Lawn history is rooted in wealth and status.
In 17th century England, only rich landowners had lawns (a monoculture of short, manicured grass). Work once done by sheep increasingly shifted to human labour, especially closer to the house. Before lawnmowers, only a few could afford to hire people to scythe and weed their grass.
A lawn’s purpose? Purely decorative.
Given today’s reality…
- Water shortages (Less water for lawns means more clean, drinkable water for us!)
- The health benefits of digging in dirt
- Our passion for clean, local food
- Declines in pollinator and wildlife populations
- A desire to waste less
- How busy we say we are
- No need to show how much money you make
…are we ready to question, even ditch, the lawn habit? In Canada there are about 6.2 million lawns. Converting just one-quarter of each lawn would equal around 14,400 hectares of habitat for pollinators. Did you know in the Capital Regional District on Vancouver Island lawn is the most dominant land cover and contributes to the most water wastage?

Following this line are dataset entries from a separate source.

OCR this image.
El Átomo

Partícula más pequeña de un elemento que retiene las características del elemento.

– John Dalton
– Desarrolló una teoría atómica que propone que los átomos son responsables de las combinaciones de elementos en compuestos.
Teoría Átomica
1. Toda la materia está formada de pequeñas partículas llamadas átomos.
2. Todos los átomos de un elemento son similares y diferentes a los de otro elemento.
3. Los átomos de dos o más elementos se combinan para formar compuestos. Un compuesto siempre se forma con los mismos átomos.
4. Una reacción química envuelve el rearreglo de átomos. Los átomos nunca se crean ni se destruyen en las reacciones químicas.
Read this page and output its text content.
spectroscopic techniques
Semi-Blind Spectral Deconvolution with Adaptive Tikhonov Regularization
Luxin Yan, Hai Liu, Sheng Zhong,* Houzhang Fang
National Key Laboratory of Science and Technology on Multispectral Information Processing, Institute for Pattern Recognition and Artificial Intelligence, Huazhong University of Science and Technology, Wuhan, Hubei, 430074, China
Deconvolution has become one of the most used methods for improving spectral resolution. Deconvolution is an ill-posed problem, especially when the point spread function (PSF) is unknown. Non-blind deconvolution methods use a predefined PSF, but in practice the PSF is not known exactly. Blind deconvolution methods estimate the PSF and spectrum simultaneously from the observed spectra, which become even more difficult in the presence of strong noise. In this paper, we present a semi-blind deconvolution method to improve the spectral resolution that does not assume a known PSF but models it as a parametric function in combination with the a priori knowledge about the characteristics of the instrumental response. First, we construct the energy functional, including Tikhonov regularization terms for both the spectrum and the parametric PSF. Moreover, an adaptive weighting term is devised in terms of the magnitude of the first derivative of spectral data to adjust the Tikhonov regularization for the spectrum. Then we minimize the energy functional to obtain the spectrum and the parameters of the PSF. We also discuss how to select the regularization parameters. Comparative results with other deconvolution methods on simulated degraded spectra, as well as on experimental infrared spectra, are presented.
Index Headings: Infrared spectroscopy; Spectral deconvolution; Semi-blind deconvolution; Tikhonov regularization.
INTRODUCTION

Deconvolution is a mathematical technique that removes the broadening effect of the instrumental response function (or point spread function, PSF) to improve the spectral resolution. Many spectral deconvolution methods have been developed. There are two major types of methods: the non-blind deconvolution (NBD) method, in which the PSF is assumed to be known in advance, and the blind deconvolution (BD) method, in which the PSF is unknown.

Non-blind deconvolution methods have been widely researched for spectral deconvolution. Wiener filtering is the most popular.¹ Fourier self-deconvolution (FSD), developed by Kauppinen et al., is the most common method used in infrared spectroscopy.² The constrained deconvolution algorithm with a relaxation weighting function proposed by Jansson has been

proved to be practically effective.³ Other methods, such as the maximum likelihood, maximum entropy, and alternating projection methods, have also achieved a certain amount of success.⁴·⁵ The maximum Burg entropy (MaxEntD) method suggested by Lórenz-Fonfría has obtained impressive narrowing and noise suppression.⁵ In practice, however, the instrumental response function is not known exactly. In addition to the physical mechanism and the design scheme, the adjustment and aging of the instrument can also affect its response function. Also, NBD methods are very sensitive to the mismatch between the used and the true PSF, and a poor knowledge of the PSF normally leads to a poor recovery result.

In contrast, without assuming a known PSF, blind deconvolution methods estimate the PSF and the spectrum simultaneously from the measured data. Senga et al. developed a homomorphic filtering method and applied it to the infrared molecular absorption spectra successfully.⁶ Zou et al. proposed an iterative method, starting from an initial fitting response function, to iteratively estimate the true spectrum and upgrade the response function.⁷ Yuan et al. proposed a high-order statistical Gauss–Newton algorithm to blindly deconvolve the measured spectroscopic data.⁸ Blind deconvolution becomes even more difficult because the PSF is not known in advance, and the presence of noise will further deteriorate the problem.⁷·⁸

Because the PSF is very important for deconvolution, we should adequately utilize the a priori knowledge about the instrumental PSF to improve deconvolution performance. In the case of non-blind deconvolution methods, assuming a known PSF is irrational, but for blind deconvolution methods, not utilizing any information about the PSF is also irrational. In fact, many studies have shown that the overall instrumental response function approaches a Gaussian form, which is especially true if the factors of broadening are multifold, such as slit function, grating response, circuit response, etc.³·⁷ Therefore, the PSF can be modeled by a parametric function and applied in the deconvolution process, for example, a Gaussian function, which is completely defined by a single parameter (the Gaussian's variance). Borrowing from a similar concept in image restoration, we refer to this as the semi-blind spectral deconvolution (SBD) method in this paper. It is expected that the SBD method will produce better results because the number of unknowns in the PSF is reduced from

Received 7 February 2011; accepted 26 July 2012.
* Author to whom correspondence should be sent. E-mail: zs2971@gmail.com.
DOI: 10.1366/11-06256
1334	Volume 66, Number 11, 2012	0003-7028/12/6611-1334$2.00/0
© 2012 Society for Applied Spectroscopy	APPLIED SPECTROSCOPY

Join the movement to “rewild” and create more edible landscapes! Make nature your ally. It has delicious consequences.
Design a rain garden
A rain garden helps minimize the problem of stormwater runoff — hundreds of litres of rainwater streaming off hard surfaces like roofs, roads and driveways. For example, shallow beds 15 to 30 centimetres (six to 12 inches) deep filled with native plants will filter up to 90 per cent of pollutants. Rain gardens also allow water to drain deep enough into the soil to help recharge groundwater supplies.
A variety of landscaping options await. Not sure where to start? Hire and consult with a company that specializes in native plants and edible landscapes. Or grab books and online resources, maybe find a local mentor or take a course to help you realize your dream.